At the 2018 Tampere Film Festival, Marja Helander was awarded the Risto Jarva Prize for her film Eatnanvuloš ­lottit, Birds in the Earth. The Mänttä Art Festival selected Marja ­Helander as the curator for the 2019 exhibition.

marjahelander.com

Matti Aikio

Matti Aikio, b. 1980, is a Sámi visual artist from the Finnish side of Sápmi. He has a background in Sámi reindeer herding culture. He holds an MA in contemporary art from Tromsø Academy of Contemporary Art. Aikio’s art has been exhibited in various countries in Europe, Asia and Latin America. He works with mixed media, photography, sound, installations, video, sculpture and text. His main interest as an artist is to try to offer the spectators a possibility to shift perspective on often marginalised issues.

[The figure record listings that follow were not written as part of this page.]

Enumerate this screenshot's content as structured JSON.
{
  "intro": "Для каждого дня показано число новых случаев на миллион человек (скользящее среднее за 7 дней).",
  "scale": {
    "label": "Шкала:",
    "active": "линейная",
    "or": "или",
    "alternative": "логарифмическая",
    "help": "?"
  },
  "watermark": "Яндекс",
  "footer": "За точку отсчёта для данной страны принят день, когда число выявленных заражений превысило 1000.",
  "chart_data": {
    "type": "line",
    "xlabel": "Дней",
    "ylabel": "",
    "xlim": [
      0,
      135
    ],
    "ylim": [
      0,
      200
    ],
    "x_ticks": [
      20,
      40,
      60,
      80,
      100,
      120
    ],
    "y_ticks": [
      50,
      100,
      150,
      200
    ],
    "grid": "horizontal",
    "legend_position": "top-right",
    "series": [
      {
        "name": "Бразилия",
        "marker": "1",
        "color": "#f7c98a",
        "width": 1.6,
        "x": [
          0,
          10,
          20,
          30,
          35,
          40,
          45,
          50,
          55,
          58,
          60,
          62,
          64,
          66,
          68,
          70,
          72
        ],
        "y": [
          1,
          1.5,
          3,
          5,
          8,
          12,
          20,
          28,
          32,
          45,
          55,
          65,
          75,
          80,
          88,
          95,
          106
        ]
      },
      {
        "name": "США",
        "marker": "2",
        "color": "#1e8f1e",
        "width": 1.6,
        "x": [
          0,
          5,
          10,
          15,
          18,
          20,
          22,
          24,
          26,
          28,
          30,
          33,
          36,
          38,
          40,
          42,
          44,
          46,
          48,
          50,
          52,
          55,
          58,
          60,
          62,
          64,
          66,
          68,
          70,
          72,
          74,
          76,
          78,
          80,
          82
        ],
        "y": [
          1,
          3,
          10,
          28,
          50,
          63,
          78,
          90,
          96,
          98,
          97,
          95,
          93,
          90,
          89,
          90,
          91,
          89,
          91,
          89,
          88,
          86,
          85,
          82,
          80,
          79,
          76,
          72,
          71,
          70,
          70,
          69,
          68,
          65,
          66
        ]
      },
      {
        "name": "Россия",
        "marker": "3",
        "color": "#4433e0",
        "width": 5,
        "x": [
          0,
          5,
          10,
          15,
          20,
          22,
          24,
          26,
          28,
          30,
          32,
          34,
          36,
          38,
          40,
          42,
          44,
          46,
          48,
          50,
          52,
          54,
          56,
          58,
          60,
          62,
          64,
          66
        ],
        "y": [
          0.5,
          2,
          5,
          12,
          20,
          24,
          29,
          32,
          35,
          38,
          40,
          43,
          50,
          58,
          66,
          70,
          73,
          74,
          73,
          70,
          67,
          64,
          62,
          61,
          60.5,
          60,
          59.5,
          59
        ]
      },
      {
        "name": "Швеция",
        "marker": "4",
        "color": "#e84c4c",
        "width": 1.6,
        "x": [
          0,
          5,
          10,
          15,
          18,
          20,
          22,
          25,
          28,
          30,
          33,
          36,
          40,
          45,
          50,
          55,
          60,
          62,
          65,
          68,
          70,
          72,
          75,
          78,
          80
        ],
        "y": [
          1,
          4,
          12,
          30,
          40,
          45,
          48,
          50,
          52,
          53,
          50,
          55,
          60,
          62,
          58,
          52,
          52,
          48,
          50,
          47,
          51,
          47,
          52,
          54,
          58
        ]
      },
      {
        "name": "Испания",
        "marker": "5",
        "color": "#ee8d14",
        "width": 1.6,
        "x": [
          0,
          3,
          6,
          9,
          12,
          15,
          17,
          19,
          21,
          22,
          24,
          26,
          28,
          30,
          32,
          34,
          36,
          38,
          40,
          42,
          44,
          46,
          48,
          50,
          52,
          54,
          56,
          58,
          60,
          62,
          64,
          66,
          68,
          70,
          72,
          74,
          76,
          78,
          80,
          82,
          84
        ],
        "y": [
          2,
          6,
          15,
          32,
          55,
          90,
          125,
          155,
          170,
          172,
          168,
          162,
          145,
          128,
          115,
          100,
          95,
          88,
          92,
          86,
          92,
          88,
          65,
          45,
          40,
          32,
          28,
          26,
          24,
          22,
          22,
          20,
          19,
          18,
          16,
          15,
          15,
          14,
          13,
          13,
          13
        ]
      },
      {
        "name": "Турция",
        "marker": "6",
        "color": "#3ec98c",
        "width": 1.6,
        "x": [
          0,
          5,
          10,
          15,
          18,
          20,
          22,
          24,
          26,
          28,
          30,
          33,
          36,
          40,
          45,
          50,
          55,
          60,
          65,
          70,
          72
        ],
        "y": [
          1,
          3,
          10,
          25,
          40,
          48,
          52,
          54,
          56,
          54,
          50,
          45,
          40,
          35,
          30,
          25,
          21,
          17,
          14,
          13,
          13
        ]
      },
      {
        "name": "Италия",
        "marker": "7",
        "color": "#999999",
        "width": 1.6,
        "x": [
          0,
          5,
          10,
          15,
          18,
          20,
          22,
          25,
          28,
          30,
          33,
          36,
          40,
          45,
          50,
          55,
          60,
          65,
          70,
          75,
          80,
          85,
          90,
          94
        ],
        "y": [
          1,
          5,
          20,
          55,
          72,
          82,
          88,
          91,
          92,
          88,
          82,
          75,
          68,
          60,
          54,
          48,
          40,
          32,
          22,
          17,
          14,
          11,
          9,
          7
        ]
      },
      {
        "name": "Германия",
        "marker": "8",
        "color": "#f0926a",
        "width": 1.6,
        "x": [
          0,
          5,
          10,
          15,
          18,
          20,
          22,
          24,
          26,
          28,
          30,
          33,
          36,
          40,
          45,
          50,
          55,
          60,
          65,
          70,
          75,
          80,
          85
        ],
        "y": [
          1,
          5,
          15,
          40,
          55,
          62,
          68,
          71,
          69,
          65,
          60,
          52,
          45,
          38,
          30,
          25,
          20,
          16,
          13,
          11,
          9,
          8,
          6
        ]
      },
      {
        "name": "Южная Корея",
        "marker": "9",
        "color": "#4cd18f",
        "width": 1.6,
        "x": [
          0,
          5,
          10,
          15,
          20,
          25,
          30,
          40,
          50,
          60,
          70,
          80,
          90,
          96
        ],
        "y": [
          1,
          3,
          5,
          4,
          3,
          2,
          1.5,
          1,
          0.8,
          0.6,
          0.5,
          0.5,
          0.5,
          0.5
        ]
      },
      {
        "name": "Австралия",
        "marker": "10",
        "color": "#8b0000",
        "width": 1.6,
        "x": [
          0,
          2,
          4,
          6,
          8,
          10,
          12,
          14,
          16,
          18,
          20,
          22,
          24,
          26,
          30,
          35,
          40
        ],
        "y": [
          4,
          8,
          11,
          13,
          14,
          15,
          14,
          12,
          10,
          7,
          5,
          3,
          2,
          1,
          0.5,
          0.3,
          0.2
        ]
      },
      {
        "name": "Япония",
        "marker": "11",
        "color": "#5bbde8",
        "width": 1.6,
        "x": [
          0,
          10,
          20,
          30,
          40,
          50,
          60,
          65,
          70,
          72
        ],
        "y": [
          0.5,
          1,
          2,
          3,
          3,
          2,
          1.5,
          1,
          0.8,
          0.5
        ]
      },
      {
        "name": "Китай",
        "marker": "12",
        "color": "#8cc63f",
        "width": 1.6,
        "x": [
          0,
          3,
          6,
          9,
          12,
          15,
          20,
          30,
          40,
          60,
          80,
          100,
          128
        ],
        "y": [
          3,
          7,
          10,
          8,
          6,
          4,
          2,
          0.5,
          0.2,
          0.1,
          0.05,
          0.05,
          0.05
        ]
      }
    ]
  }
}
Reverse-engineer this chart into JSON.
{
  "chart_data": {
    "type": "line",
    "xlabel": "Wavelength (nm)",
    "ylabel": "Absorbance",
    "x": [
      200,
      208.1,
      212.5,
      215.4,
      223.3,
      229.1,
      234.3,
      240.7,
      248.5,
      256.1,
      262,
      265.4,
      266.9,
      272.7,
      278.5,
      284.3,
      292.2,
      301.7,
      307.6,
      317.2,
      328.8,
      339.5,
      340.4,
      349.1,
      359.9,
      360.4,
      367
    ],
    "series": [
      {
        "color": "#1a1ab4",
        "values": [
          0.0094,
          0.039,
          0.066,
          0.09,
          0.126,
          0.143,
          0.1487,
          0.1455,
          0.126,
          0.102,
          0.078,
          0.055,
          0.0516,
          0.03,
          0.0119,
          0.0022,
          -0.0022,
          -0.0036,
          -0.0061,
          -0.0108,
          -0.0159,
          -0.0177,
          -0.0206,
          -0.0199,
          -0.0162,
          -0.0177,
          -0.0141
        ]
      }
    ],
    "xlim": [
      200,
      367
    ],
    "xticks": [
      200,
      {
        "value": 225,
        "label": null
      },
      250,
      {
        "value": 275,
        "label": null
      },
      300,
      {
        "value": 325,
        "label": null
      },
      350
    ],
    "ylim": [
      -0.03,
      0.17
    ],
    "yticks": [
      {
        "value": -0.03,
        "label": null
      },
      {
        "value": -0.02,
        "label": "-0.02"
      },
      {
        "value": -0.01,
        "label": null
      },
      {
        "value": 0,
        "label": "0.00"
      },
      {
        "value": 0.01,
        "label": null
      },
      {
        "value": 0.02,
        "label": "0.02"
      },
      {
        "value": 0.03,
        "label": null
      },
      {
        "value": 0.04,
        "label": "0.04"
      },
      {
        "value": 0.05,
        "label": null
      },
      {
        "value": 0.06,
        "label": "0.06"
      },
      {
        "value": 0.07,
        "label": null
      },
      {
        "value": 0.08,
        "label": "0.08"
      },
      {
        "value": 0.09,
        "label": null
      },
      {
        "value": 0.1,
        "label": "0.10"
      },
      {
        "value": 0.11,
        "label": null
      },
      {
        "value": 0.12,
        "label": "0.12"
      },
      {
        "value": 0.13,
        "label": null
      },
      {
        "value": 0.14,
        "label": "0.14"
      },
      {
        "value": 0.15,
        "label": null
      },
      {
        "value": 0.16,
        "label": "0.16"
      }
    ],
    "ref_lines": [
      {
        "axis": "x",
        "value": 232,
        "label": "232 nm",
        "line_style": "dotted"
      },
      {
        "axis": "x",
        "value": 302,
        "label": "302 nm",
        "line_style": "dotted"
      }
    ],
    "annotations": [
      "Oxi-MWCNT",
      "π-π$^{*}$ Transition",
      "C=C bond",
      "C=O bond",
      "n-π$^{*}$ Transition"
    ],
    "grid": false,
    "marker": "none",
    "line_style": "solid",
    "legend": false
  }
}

Lately, Aikio has been focused on topics like the concept, the idea and the image of nature and how the indigenous cultures seem to be squeezed by the schizophrenic nature relationship of the nation states and capitalism. Aikio also performs as a DJ.

instagram.com/mattiaikio

Olof Marsja

Olof Marsja, b. 1986 in Gällivare, is based in Gothenburg, has trained at Konstfack (University of Arts, Crafts & Design) Stockholm, and works mainly with sculptural expressions where the organic, industrially produced and the handmade are put together into ambiguous figures and objects. Here, the carefully carved wood, the cast metal, the hand-blown glass co-exist with the found and raw processed materials. In a playful and serious way, he addresses issues of identity, the present and history. The sculptures that emerge are hybrid figures that slide between categories such as visual arts, crafts, imagination, reality, man and animals.

Olof Marsja has recently exhibited at Havre­magasinet in Boden, Göteborgs Konsthall, Bonniers Konst­hall in ­Stockholm, 3:e Våningen in Gothenburg, Gallery Steinsland & Berliner in Stockholm, IKOLONI in Malmö, Stenungsunds Konst­hall, and Gallery Box in Gothenburg.

olofmarsja.com

Tomas Colbengtson

Tomas Colbengtson, b. 1957, grew up in a small Sámi village near Björk­vattnet in Tärna, under the Arctic circle in Sweden. In his artwork, he asks how colonial heritage has changed Indigenous lives and landscapes, both of the Sámi and other Indigenous peoples. Having lost his mother tongue, the Southern Sámi language, he works with visual art, using Sámi history and collective memory as the source of his art. He is continuously experimenting with new forms of media and material, from overlay glass and metal printing to etching and digital art forms. This way, he seeks to assemble a language to formulate the loss but also rejuvenation of Sámi identity. 

Tomas Colbengtson is the initiator of one of the first art residences for indigenous artists, Sápmi salasta / Sápmi embraces. His work has been featured in numerous international exhibitions. He is represented at the new National Museum of Art, Architecture and Design, Oslo, Norway and the Sami Parlament in Karasjok Norway.